Les crises militaro-politiques récurrentes en Centrafrique depuis plus de trente (30) ans ont ruiné et terni l’image de notre pays. Tournons définitivement dos à celles-ci. Donnons nous la main dans la main et mobilisons-nous autour du gouvernement de Sarandji pour sortir la RCA du bourbier dans lequel elle est plongée. Toutes les personnalités qui sont nommées ministres  sont des fils et filles du pays. Sarandji n’est pas allé sur la lune pour choisir ces augustes personnalités. Ce sont des Centrafricains de souche. Qu’ils soient du Nord ou du sud, de l’Est ou de l’Ouest, faisons leur confiance. Seul leur travail bien fait dans l’intérêt général du peuple centrafricain les jugera tôt ou tard. Il nous est très difficile aujourd’hui de porter un jugement sur eux. Le moment n’est pas opportun et il viendra. Ils doivent comprendre que les Centrafricains ont brague leur radar sur eux ou les contrôlent à la loupe, aux rayons laser. Les différentes passations de service entre les ministres sortants et entrants ne tarderont pas à voir le jour. Et les nouveaux membres du gouvernement doivent se mettre résolument au travail pour relever le défi sécuritaire. En outre, avant la prise de leur fonction de ministre, ils ont l’obligation de déclarer leurs patrimoines. Cette  proposition a été faite par un Centrafricain résidant à Ndélé, ville située au Nord de la RCA, d’où est partie la nébuleuse coalition Séléka. Et c’est le vœu de tous conformément à la Constitution. Car une fois ministre, la personnalité se croit tout permis, la corruption, le détournement des deniers publics, la fraude, la mafia sont érigés en mode de gouvernance.

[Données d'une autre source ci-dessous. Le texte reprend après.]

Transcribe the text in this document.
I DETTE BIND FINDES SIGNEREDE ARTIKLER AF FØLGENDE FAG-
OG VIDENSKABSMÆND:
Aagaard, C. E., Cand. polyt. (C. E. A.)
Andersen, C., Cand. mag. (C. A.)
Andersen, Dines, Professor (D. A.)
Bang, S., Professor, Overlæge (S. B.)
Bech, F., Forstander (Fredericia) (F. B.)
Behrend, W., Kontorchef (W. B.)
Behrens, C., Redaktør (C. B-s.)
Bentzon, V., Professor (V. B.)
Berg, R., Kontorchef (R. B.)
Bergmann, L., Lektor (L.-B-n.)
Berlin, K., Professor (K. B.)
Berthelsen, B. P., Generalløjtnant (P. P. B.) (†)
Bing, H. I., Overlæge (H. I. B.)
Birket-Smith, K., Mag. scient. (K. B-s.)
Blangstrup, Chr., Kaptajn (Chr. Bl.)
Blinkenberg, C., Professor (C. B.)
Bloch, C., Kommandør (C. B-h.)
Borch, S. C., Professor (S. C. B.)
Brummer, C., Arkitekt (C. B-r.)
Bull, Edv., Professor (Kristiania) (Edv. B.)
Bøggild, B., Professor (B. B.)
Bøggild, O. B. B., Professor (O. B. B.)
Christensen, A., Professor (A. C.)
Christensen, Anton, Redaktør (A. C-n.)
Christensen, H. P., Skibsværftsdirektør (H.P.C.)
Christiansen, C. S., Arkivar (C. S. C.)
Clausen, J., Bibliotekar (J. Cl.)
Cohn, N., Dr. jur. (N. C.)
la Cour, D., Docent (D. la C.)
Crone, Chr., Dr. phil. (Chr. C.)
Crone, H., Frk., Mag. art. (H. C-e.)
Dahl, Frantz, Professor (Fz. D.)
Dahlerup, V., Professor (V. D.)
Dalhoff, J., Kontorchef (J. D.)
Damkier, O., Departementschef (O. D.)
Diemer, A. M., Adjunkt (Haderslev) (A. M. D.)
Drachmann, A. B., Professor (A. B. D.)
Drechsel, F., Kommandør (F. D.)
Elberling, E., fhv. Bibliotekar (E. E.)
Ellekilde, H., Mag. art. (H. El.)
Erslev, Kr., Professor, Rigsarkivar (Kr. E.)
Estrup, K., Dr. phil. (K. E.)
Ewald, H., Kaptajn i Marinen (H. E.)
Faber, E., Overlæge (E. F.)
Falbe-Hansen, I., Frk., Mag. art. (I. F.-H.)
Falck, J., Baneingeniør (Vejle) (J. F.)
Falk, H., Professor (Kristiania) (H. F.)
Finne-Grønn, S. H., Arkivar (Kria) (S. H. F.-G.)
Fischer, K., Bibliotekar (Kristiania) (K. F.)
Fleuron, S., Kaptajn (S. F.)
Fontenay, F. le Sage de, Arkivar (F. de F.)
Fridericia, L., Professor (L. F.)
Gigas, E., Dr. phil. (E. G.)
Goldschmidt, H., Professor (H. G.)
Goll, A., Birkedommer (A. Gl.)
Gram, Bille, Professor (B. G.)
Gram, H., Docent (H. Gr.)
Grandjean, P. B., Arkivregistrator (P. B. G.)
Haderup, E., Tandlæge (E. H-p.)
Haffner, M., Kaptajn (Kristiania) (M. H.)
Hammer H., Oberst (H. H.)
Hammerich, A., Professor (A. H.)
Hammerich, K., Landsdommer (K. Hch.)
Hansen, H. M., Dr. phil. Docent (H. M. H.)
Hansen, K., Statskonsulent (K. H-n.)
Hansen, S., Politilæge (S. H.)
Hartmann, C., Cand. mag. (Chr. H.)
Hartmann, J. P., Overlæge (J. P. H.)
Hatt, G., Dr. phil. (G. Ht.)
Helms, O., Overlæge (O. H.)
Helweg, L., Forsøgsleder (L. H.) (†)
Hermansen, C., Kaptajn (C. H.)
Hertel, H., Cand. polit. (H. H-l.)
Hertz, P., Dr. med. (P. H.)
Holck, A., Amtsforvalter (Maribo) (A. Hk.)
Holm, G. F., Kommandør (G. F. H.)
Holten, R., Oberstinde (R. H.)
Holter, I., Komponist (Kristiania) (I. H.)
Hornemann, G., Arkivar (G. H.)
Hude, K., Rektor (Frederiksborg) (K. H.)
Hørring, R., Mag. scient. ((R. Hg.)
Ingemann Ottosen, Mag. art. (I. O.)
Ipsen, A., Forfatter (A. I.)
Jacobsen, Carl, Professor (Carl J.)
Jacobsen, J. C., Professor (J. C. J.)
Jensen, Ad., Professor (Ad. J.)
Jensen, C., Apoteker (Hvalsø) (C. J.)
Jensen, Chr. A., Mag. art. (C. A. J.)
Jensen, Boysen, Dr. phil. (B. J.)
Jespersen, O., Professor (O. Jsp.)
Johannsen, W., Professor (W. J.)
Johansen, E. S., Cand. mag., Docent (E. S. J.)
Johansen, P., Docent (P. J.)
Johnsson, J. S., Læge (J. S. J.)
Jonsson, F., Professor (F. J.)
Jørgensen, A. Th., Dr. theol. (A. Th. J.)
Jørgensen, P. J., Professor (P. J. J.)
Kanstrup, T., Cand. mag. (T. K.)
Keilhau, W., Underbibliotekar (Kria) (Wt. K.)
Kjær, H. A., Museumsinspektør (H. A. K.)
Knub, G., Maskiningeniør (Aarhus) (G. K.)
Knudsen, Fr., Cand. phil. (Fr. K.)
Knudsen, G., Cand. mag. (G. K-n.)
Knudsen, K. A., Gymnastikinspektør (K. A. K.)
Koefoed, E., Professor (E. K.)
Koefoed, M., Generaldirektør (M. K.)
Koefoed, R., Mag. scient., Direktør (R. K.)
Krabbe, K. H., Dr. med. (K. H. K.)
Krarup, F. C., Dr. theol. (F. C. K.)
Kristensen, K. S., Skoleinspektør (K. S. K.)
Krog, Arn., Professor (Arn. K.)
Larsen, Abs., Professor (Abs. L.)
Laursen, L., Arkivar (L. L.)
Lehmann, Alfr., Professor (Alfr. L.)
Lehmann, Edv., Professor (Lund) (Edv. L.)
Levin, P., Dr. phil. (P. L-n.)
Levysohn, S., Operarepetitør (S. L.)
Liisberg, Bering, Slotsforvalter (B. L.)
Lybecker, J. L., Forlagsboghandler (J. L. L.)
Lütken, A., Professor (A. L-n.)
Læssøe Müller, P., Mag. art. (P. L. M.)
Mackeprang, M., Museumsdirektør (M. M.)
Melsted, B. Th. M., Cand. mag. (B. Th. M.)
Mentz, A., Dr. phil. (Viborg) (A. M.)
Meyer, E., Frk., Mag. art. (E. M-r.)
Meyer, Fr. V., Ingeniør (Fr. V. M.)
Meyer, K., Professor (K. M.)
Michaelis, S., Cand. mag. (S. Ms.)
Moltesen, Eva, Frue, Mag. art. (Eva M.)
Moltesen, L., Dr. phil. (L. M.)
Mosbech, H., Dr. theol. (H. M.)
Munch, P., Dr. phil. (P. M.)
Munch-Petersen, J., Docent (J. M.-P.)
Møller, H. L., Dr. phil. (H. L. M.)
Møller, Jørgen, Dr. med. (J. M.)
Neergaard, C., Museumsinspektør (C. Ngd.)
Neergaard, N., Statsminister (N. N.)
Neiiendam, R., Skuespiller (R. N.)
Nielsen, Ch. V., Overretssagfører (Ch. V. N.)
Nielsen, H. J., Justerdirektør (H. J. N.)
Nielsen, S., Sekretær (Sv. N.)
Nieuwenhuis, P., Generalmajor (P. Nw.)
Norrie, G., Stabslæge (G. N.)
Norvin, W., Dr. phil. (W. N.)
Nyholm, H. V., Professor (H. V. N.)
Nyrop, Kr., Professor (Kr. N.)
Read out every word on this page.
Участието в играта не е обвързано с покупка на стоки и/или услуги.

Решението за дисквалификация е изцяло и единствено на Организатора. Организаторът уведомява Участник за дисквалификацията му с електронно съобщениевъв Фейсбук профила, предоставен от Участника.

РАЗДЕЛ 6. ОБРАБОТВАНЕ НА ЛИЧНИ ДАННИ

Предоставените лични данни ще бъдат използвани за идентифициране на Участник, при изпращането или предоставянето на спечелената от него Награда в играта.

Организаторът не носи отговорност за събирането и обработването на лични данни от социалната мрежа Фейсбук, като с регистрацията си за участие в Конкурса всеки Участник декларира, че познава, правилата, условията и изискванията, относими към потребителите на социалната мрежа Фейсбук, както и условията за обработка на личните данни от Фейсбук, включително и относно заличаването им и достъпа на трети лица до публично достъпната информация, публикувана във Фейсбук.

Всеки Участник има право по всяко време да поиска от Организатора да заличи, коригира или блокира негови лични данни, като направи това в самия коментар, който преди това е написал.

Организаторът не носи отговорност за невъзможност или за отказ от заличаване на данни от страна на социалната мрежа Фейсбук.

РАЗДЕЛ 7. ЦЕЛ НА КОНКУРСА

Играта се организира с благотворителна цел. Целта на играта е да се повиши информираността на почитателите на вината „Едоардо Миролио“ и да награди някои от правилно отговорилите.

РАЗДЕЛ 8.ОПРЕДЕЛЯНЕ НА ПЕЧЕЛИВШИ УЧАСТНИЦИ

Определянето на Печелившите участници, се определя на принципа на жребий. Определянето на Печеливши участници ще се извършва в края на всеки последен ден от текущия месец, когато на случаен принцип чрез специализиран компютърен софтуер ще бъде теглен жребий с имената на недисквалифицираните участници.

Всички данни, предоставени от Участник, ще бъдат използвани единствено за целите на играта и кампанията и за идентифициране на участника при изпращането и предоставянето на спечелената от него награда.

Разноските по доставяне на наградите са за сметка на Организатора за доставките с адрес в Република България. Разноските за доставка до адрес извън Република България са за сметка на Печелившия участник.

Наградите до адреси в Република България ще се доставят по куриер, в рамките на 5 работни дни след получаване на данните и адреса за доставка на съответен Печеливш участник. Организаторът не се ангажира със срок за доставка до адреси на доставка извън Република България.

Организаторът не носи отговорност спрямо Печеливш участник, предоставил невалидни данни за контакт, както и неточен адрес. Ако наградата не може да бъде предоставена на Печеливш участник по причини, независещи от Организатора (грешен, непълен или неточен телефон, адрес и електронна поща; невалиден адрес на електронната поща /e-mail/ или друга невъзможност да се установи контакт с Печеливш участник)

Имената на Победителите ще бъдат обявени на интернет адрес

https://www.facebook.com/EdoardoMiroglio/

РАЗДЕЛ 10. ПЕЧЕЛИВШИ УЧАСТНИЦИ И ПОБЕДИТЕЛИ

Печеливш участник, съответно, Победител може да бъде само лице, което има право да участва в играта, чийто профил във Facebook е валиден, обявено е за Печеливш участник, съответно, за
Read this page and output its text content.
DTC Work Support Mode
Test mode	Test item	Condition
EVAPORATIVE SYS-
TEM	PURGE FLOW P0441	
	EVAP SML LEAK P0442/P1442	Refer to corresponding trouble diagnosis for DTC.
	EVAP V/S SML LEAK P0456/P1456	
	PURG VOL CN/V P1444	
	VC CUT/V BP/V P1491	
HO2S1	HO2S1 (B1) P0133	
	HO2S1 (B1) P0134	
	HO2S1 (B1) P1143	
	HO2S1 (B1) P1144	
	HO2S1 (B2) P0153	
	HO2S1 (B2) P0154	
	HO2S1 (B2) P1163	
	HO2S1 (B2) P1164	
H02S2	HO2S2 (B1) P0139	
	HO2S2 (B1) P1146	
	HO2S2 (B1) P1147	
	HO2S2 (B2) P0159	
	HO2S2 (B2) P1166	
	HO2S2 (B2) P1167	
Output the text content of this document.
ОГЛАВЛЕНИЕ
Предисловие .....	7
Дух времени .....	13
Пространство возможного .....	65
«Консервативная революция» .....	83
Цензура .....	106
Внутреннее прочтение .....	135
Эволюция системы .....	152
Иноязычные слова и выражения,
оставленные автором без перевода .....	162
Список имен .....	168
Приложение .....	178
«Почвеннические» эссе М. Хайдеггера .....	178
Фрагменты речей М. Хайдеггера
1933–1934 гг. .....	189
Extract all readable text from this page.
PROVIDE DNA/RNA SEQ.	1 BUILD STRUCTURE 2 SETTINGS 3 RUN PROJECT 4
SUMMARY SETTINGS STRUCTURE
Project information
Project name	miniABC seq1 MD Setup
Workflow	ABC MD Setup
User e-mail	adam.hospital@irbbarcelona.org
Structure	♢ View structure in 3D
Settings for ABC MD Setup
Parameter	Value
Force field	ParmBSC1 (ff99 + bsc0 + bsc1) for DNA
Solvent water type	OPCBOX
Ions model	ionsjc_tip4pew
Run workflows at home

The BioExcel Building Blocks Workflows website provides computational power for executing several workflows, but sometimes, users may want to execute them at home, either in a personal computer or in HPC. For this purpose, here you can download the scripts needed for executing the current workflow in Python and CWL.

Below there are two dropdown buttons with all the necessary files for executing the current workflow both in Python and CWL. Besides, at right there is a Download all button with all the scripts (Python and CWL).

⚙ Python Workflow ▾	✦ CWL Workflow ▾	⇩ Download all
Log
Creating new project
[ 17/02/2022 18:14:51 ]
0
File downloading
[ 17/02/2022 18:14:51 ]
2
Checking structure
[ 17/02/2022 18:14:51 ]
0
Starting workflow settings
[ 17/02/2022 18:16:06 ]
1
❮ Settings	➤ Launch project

C’est terminé avec le gouvernement de Sarandji. Le slogan, «  plus jamais ça » doit se concrétiser, être traduit dans les faits. Ce slogan a vu le jour sous le régime de Samba-Panza. Même si ce régime est définitivement terminé avec la formation du nouveau gouvernement de Sarandji, mais le slogan reste d’actualité. Nous demandons aux membres du gouvernement de Sarandji de se conformer aux attentes du peuple centrafricain pour tourner définitivement la page sombre de l’histoire de la RCA et relever les défis qui les attendent.

Bon vent au Premier Ministre et aux membres de son gouvernement nouvellement désignés.